R_25s = [m["voltage"]/m["current"] for num, measurements in fuses.items() for m in measurements if 24<=m["temperature"].value<=26 and m["current"].value < 0.2]
R_25 = sum(x.value for x in R_25s) / len(R_25s)
print("Resistance at 25 °C: %.4f" % R_25)

U_melt = 5
I_melt = 1.5
R_melt = U_melt / I_melt
# r2 = r1*(1+alpha*(T2-T1))
# <=> T2 = T1 + (r2/r1 - 1)/alpha
T_melt = (R_melt/R_25 - 1)/alpha_avg + 25
print("Rough estimation of melting temperature: %.1f °C" % T_melt)
T_melt_min = (R_melt/R_25 - 1)/alpha_max + 25
print("Rough estimation of melting temperature with alpha_max: %.1f °C" % T_melt_min)
num:   avg      min      max      [1/K]
3:      0.0018, -0.0000,  0.0056
4:      0.0018, -0.0000,  0.0050
5:      0.0018,  0.0004,  0.0039
6:      0.0019,  0.0006,  0.0039
7:      0.0019,  0.0007,  0.0034
8:      0.0023,  0.0011,  0.0041
9:      0.0026,  0.0016,  0.0042
total:  0.0020, -0.0000,  0.0056
Resistance at 25 °C: 0.3150
Rough estimation of melting temperature: 4758.2 °C
Rough estimation of melting temperature with alpha_max: 1729.0 °C

A melting point of almost 5000 °C. That can’t be right!

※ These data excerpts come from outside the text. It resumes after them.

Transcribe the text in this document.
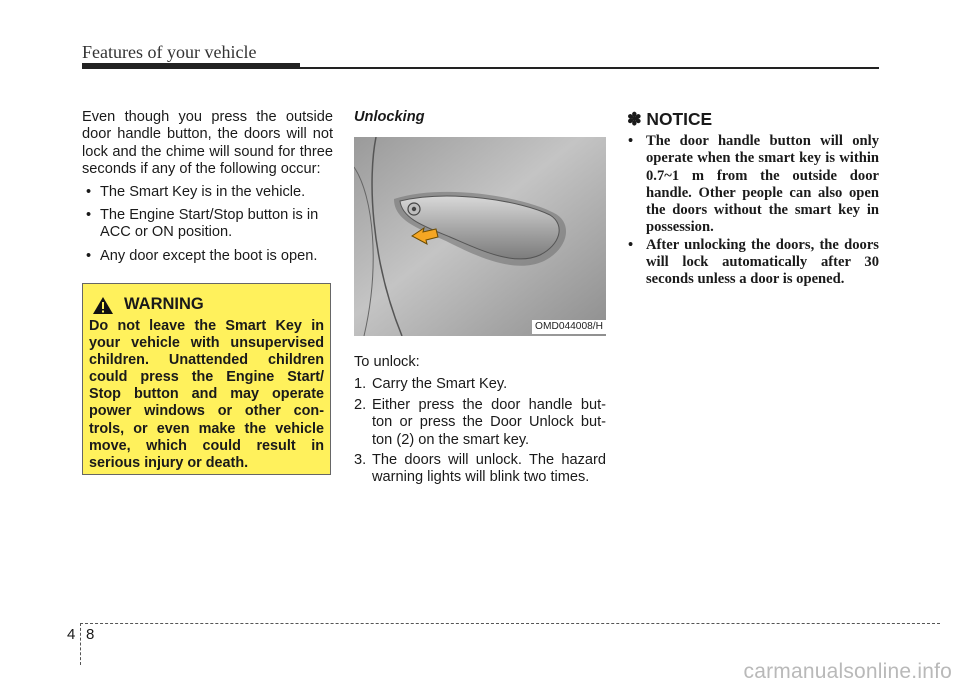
Features of your vehicle

Even though you press the outside door handle button, the doors will not lock and the chime will sound for three seconds if any of the following occur:

• The Smart Key is in the vehicle.
• The Engine Start/Stop button is in ACC or ON position.
• Any door except the boot is open.
WARNING
Do not leave the Smart Key in your vehicle with unsupervised children. Unattended children could press the Engine Start/ Stop button and may operate power windows or other con- trols, or even make the vehicle move, which could result in serious injury or death.
Unlocking
OMD044008/H

To unlock:

1. Carry the Smart Key.
2. Either press the door handle but- ton or press the Door Unlock but- ton (2) on the smart key.
3. The doors will unlock. The hazard warning lights will blink two times.
✽ NOTICE
• The door handle button will only operate when the smart key is within 0.7~1 m from the outside door handle. Other people can also open the doors without the smart key in possession.
• After unlocking the doors, the doors will lock automatically after 30 seconds unless a door is opened.
4 8
carmanualsonline.info
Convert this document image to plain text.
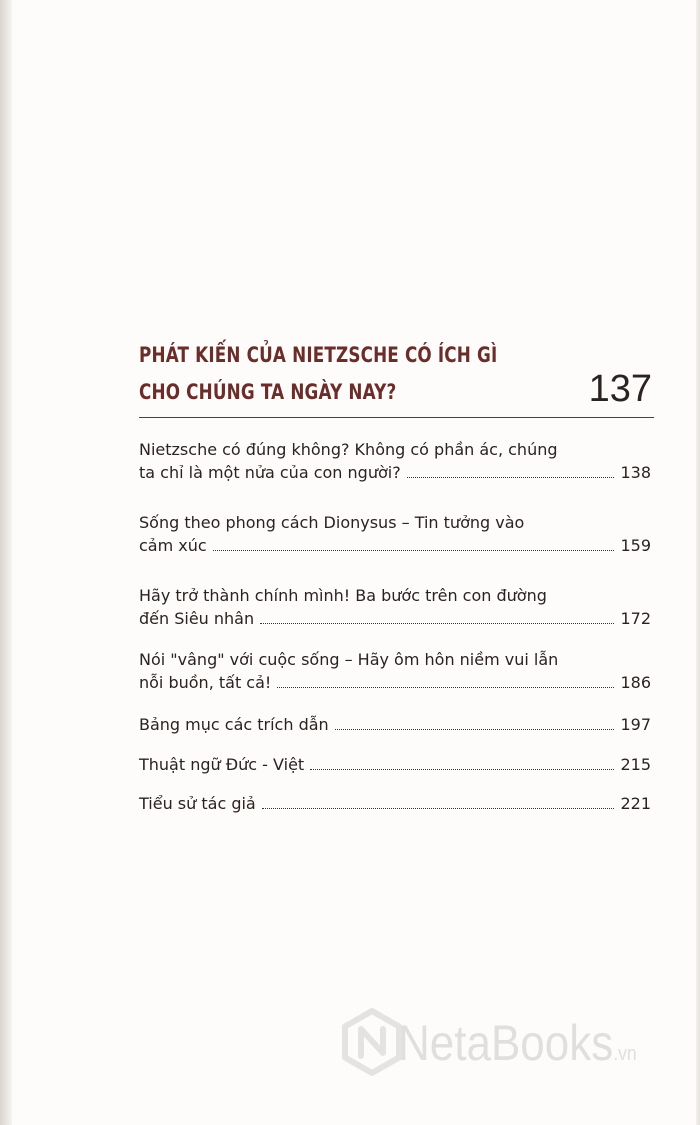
PHÁT KIẾN CỦA NIETZSCHE CÓ ÍCH GÌ
CHO CHÚNG TA NGÀY NAY?	137
Nietzsche có đúng không? Không có phần ác, chúng
ta chỉ là một nửa của con người?	138
Sống theo phong cách Dionysus – Tin tưởng vào
cảm xúc	159
Hãy trở thành chính mình! Ba bước trên con đường
đến Siêu nhân	172
Nói "vâng" với cuộc sống – Hãy ôm hôn niềm vui lẫn
nỗi buồn, tất cả!	186
Bảng mục các trích dẫn	197
Thuật ngữ Đức - Việt	215
Tiểu sử tác giả	221
NetaBooks.vn
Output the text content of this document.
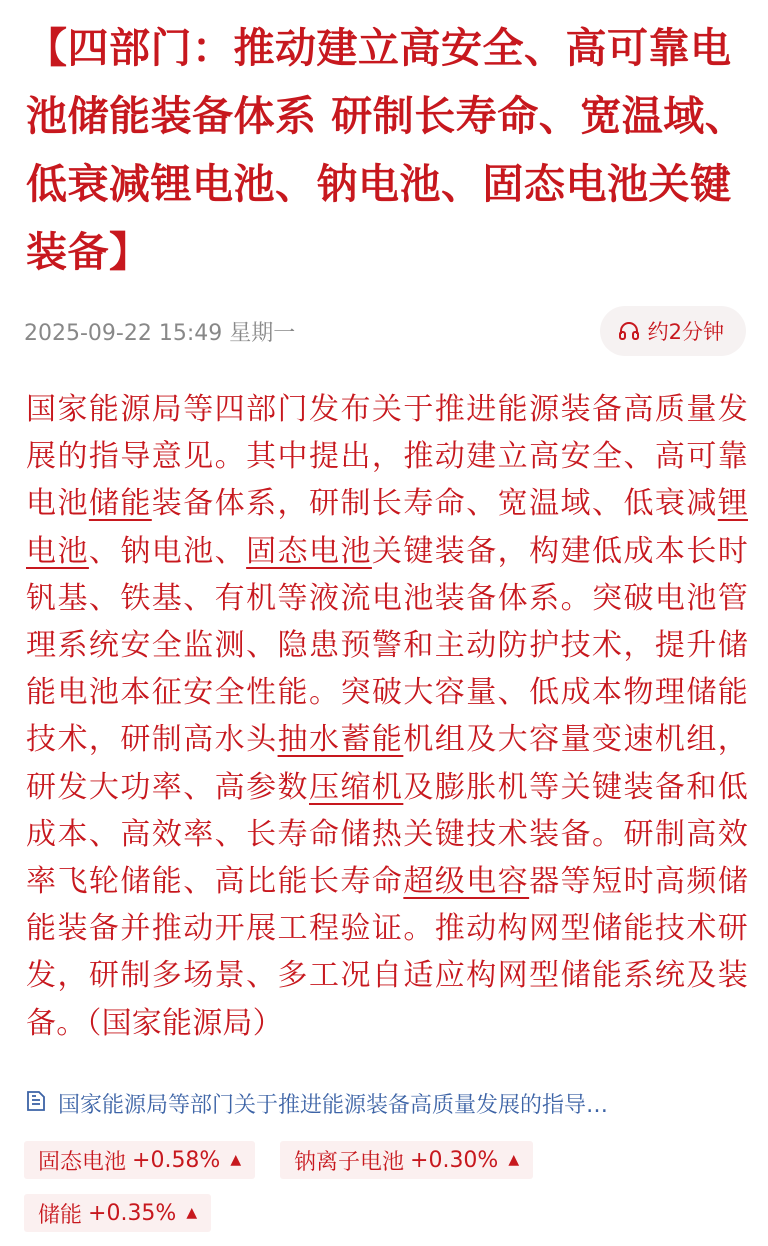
【四部门：推动建立高安全、高可靠电池储能装备体系 研制长寿命、宽温域、低衰减锂电池、钠电池、固态电池关键装备】
2025-09-22 15:49 星期一	约2分钟

国家能源局等四部门发布关于推进能源装备高质量发展的指导意见。其中提出，推动建立高安全、高可靠电池储能装备体系，研制长寿命、宽温域、低衰减锂电池、钠电池、固态电池关键装备，构建低成本长时钒基、铁基、有机等液流电池装备体系。突破电池管理系统安全监测、隐患预警和主动防护技术，提升储能电池本征安全性能。突破大容量、低成本物理储能技术，研制高水头抽水蓄能机组及大容量变速机组，研发大功率、高参数压缩机及膨胀机等关键装备和低成本、高效率、长寿命储热关键技术装备。研制高效率飞轮储能、高比能长寿命超级电容器等短时高频储能装备并推动开展工程验证。推动构网型储能技术研发，研制多场景、多工况自适应构网型储能系统及装备。（国家能源局）

国家能源局等部门关于推进能源装备高质量发展的指导…
固态电池 +0.58% ▲ 钠离子电池 +0.30% ▲
储能 +0.35% ▲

Let’s try something else: More temperature but less steady state:

Test setup with hot air

The temperature will rise and fall very quickly with that setup so we don’t really have a steady state. My plan was to keep it at a constant temperature for some time but the hot air gun has significant variations in temperature so that won’t work. I heat it up and then take measurements while cooling down. That way, the multimeter will get an accurate reading of the case temperature, at least. The measurements are all over the place, though:

Test results with hot air

The blue dots are my measurements, the orange dots are for 0.347 Ohms at 25 °C and a thermal coefficient of 0.0028 1/K. This is not too far from my previous values but the melting point would be at 3100 °C. Still to high!

I know one problem with my measurements: I have to keep power dissipation constant but I do keep the current constant. Power dissipation will rise with resistance, which will increase internal temperature, which will increase the resistance. Thus, we will estimate an alpha that is too high but I think our alpha is actually too low.

I’m giving up for now. Those measurements cannot be right, I think. Do you have any ideas?

We can try something else: Wikipedia says that the wire is usually made of copper or silver.

R_25 = 0.310       # [Ohm], use measurement with low current for less inside heating
alpha_cu = 0.00393 # [1/K]
alpha_ag = 0.0038  # [1/K]
Tmelt_cu = 1085    # [°C]
Tmelt_ag =  962    # [°C]
Rmelt_cu = R_25 * (1 + alpha_cu*(Tmelt_cu - 25))
display(Rmelt_cu)  # -> 1.60 Ohm
Rmelt_ag = R_25 * (1 + alpha_ag*(Tmelt_ag - 25))
display(Rmelt_ag)  # -> 1.41 Ohm

Both of them don’t match the 3.33 Ohm that we have calculated earlier. Maybe my estimation of the resistance at the melting point isn’t right?

To be continued… as soon as I have more ideas for what I can try.

Future work

I still have seven fuses left. I don’t want to destroy them for no good reason and I might need some for my multimeter (not too many, I hope). Feel free to suggest additional tests.

  • Calculate the energy and/ or I^2*t for my measurements.
  • Do a long term test at 440 mA and 1000 seconds at 1 A.
  • Can we test the fuse at high currents? A friends has a capacitor bank. With that, we still cannot control the current but we can control the total energy. Is that enough for a useful test?
  • Can we estimate the blowing current or energy in a non-destructive way, e.g. estimate wire diameter and heat dissipation at lower currents?